Out with ‘comply or explain’, in with ‘apply and explain’! With this message, the National Committee on Corporate Governance of Mauritius recently presented its 2016 draft proposal for a new Corporate Governance Code – the widespread and increasingly popular instrument in corporate governance regulation. In the published proposal, the committee touts Mauritius’ pioneering role as regulatory innovator, stating that:

“This is a departure from the ‘comply-or-explain’ approach associated with the Cadbury Report in the UK (1992) and the ‘apply-or-explain’ approach associated with the Dutch Tabaksblat Code of Corporate Governance (2004) and the King III Report of South Africa (2009)”.[1]

As Robert Goddard has pointed out in his recent blogpost on the matter, the Mauritian approach is not as novel as they have presented it to be: South Africa’s first draft of the King IV Code on corporate governance, published before the Mauritian initiative, already contained a so-called ‘apply and explain’ philosophy. Close, but no cigar.

Corporate governance regulation is, of course, not an innovation race. All proposals should be judged on their merits, not on the swiftness of their publication. The question, then, is what it is that these two committees on corporate governance are proposing. What is this path breaking form of regulation? Could the now well-known ‘comply or explain’ approach, first introduced by the Cadbury Committee in 1992, be outdated?

The current rules of the game

Let us take a step back and review the array of principles already in force. The main regulatory mechanisms on which Corporate Governance Codes are based are (i) the original ‘comply or explain’ approach, (ii) the limited ‘comply or disclose’ approach, (iii) the two-pronged ‘apply’-then-‘comply or explain’ approach, and the (iv) ‘apply or explain’ approach. ‘Comply or explain’, the first flavour, is the principle associated with the first corporate governance code, the Cadbury Report on Financial Aspects of Corporate Governance of 1992. According to this mechanism, companies should in principle comply with the code’s provisions, and explain any deviations. This principle underpins both the current UK Corporate Governance Code and (second Mauritian slip!) the Dutch Corporate Governance Code, and is the strictest of the four principles.

The second principle – ‘comply or disclose’ – holds that companies must comply with the code’s provisions, or disclose any deviations without any explanation. This was the approach initially adopted in Germany, which later moved on to a ‘comply or explain’ principle, too. The third, most complex principle, is the French ‘apply’-then-‘comply or explain’ principle.[2] It holds that companies must first decide whether to subject themselves to the code. If they do choose to ‘apply’, a Cadbury-style ‘comply or explain’ mechanism kicks in. Lastly, there is the ‘apply or explain’ approach, adopted in the current King III Code of South Africa. It seems that this principle is only slightly different from the ‘comply or explain’ approach, in that the different wording was meant to emphasise that boards consider the manner in which the King III principles can be applied carefully, rather than to engage in a ‘tick the box’ exercise.

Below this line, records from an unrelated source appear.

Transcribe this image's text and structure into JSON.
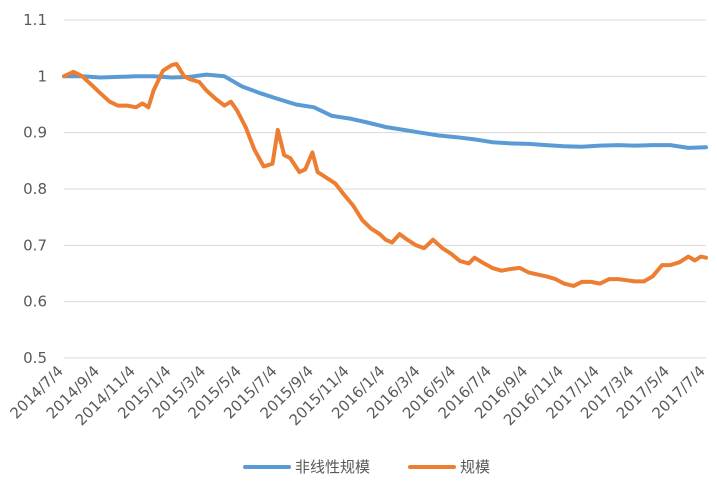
{
  "chart_data": {
    "type": "line",
    "title": "",
    "xlabel": "",
    "ylabel": "",
    "ylim": [
      0.5,
      1.1
    ],
    "yticks": [
      "0.5",
      "0.6",
      "0.7",
      "0.8",
      "0.9",
      "1",
      "1.1"
    ],
    "xticks": [
      "2014/7/4",
      "2014/9/4",
      "2014/11/4",
      "2015/1/4",
      "2015/3/4",
      "2015/5/4",
      "2015/7/4",
      "2015/9/4",
      "2015/11/4",
      "2016/1/4",
      "2016/3/4",
      "2016/5/4",
      "2016/7/4",
      "2016/9/4",
      "2016/11/4",
      "2017/1/4",
      "2017/3/4",
      "2017/5/4",
      "2017/7/4"
    ],
    "grid": true,
    "legend_position": "bottom",
    "series": [
      {
        "name": "非线性规模",
        "color": "#5b9bd5",
        "points": [
          [
            "2014/7/4",
            1.0
          ],
          [
            "2014/8/4",
            1.0
          ],
          [
            "2014/9/4",
            0.998
          ],
          [
            "2014/10/4",
            0.999
          ],
          [
            "2014/11/4",
            1.0
          ],
          [
            "2014/12/4",
            1.0
          ],
          [
            "2015/1/4",
            0.998
          ],
          [
            "2015/2/4",
            0.999
          ],
          [
            "2015/3/4",
            1.003
          ],
          [
            "2015/4/4",
            1.0
          ],
          [
            "2015/5/4",
            0.982
          ],
          [
            "2015/6/4",
            0.97
          ],
          [
            "2015/7/4",
            0.96
          ],
          [
            "2015/8/4",
            0.95
          ],
          [
            "2015/9/4",
            0.945
          ],
          [
            "2015/10/4",
            0.93
          ],
          [
            "2015/11/4",
            0.925
          ],
          [
            "2015/12/4",
            0.918
          ],
          [
            "2016/1/4",
            0.91
          ],
          [
            "2016/2/4",
            0.905
          ],
          [
            "2016/3/4",
            0.9
          ],
          [
            "2016/4/4",
            0.895
          ],
          [
            "2016/5/4",
            0.892
          ],
          [
            "2016/6/4",
            0.888
          ],
          [
            "2016/7/4",
            0.883
          ],
          [
            "2016/8/4",
            0.881
          ],
          [
            "2016/9/4",
            0.88
          ],
          [
            "2016/10/4",
            0.878
          ],
          [
            "2016/11/4",
            0.876
          ],
          [
            "2016/12/4",
            0.875
          ],
          [
            "2017/1/4",
            0.877
          ],
          [
            "2017/2/4",
            0.878
          ],
          [
            "2017/3/4",
            0.877
          ],
          [
            "2017/4/4",
            0.878
          ],
          [
            "2017/5/4",
            0.878
          ],
          [
            "2017/6/4",
            0.873
          ],
          [
            "2017/7/4",
            0.874
          ]
        ]
      },
      {
        "name": "规模",
        "color": "#ed7d31",
        "points": [
          [
            "2014/7/4",
            1.0
          ],
          [
            "2014/7/20",
            1.008
          ],
          [
            "2014/8/4",
            1.0
          ],
          [
            "2014/8/20",
            0.985
          ],
          [
            "2014/9/4",
            0.97
          ],
          [
            "2014/9/20",
            0.955
          ],
          [
            "2014/10/4",
            0.948
          ],
          [
            "2014/10/20",
            0.948
          ],
          [
            "2014/11/4",
            0.945
          ],
          [
            "2014/11/15",
            0.952
          ],
          [
            "2014/11/25",
            0.945
          ],
          [
            "2014/12/4",
            0.975
          ],
          [
            "2014/12/20",
            1.01
          ],
          [
            "2015/1/4",
            1.02
          ],
          [
            "2015/1/12",
            1.022
          ],
          [
            "2015/1/25",
            1.0
          ],
          [
            "2015/2/4",
            0.995
          ],
          [
            "2015/2/20",
            0.99
          ],
          [
            "2015/3/4",
            0.975
          ],
          [
            "2015/3/20",
            0.96
          ],
          [
            "2015/4/4",
            0.948
          ],
          [
            "2015/4/15",
            0.955
          ],
          [
            "2015/4/25",
            0.94
          ],
          [
            "2015/5/10",
            0.91
          ],
          [
            "2015/5/25",
            0.87
          ],
          [
            "2015/6/10",
            0.84
          ],
          [
            "2015/6/25",
            0.845
          ],
          [
            "2015/7/4",
            0.905
          ],
          [
            "2015/7/15",
            0.86
          ],
          [
            "2015/7/25",
            0.855
          ],
          [
            "2015/8/10",
            0.83
          ],
          [
            "2015/8/20",
            0.835
          ],
          [
            "2015/9/1",
            0.865
          ],
          [
            "2015/9/10",
            0.83
          ],
          [
            "2015/9/25",
            0.82
          ],
          [
            "2015/10/10",
            0.81
          ],
          [
            "2015/10/25",
            0.79
          ],
          [
            "2015/11/10",
            0.77
          ],
          [
            "2015/11/25",
            0.745
          ],
          [
            "2015/12/10",
            0.73
          ],
          [
            "2015/12/25",
            0.72
          ],
          [
            "2016/1/4",
            0.71
          ],
          [
            "2016/1/15",
            0.705
          ],
          [
            "2016/1/28",
            0.72
          ],
          [
            "2016/2/10",
            0.71
          ],
          [
            "2016/2/25",
            0.7
          ],
          [
            "2016/3/10",
            0.695
          ],
          [
            "2016/3/25",
            0.71
          ],
          [
            "2016/4/10",
            0.695
          ],
          [
            "2016/4/25",
            0.685
          ],
          [
            "2016/5/10",
            0.672
          ],
          [
            "2016/5/25",
            0.668
          ],
          [
            "2016/6/4",
            0.678
          ],
          [
            "2016/6/20",
            0.668
          ],
          [
            "2016/7/4",
            0.66
          ],
          [
            "2016/7/20",
            0.655
          ],
          [
            "2016/8/4",
            0.658
          ],
          [
            "2016/8/20",
            0.66
          ],
          [
            "2016/9/4",
            0.652
          ],
          [
            "2016/9/20",
            0.648
          ],
          [
            "2016/10/4",
            0.645
          ],
          [
            "2016/10/20",
            0.64
          ],
          [
            "2016/11/4",
            0.632
          ],
          [
            "2016/11/20",
            0.628
          ],
          [
            "2016/12/4",
            0.635
          ],
          [
            "2016/12/20",
            0.635
          ],
          [
            "2017/1/4",
            0.632
          ],
          [
            "2017/1/20",
            0.64
          ],
          [
            "2017/2/4",
            0.64
          ],
          [
            "2017/2/20",
            0.638
          ],
          [
            "2017/3/4",
            0.636
          ],
          [
            "2017/3/20",
            0.636
          ],
          [
            "2017/4/4",
            0.645
          ],
          [
            "2017/4/20",
            0.665
          ],
          [
            "2017/5/4",
            0.665
          ],
          [
            "2017/5/20",
            0.67
          ],
          [
            "2017/6/4",
            0.68
          ],
          [
            "2017/6/15",
            0.673
          ],
          [
            "2017/6/25",
            0.68
          ],
          [
            "2017/7/4",
            0.678
          ]
        ]
      }
    ]
  }
}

The Mauritian proposal: innovation or self-coronation?

How does the Mauritian innovation differ from these already existing principles? Essentially, what the National Committee on Corporate Governance is proposing is a move away from soft law in the direction of hard law. “The Code”, according to the committee, “comprises eight principles on just two pages”, and “[t]he principles form the core of the Code”. Companies, in short, are expected not to deviate from any of these principles. The only explanation allowed, is an explanation of how the company has succeeded in doing so. This provides a stark difference with the principles already in force, all of which – although to differing extents – allow companies to tailor their governance policy via deviations from the code. ‘Apply and explain’ is thus stricter than the strictest principle currently in force. A regulatory novelty indeed.

It still remains to be seen how hard exactly the standards adopted in the Mauritian and South African codes will prove in practice, as this depends in large part on the main enforcement actors in this regard: the shareholders. Nonetheless, the ambition of corporate governance code committees such as the Mauritian and South African committees is noteworthy. Are corporate governance committees – in true Napoleonic fashion – crowning themselves as corporate regulators?

For a more in-depth analysis of the Dutch ‘comply or explain’-principle, see K.H.M. de Roo, ‘De Corporate Governance Code en het drijfzand van de open norm’, Ars Aequi 2015/4, pp. 257-265.

[1] National Committee on Corporate Governance, (Draft) The Corporate Governance Code for Mauritius (2016), p. 6.

[2] L. 225-37 and L.225-68 Code de Commerce.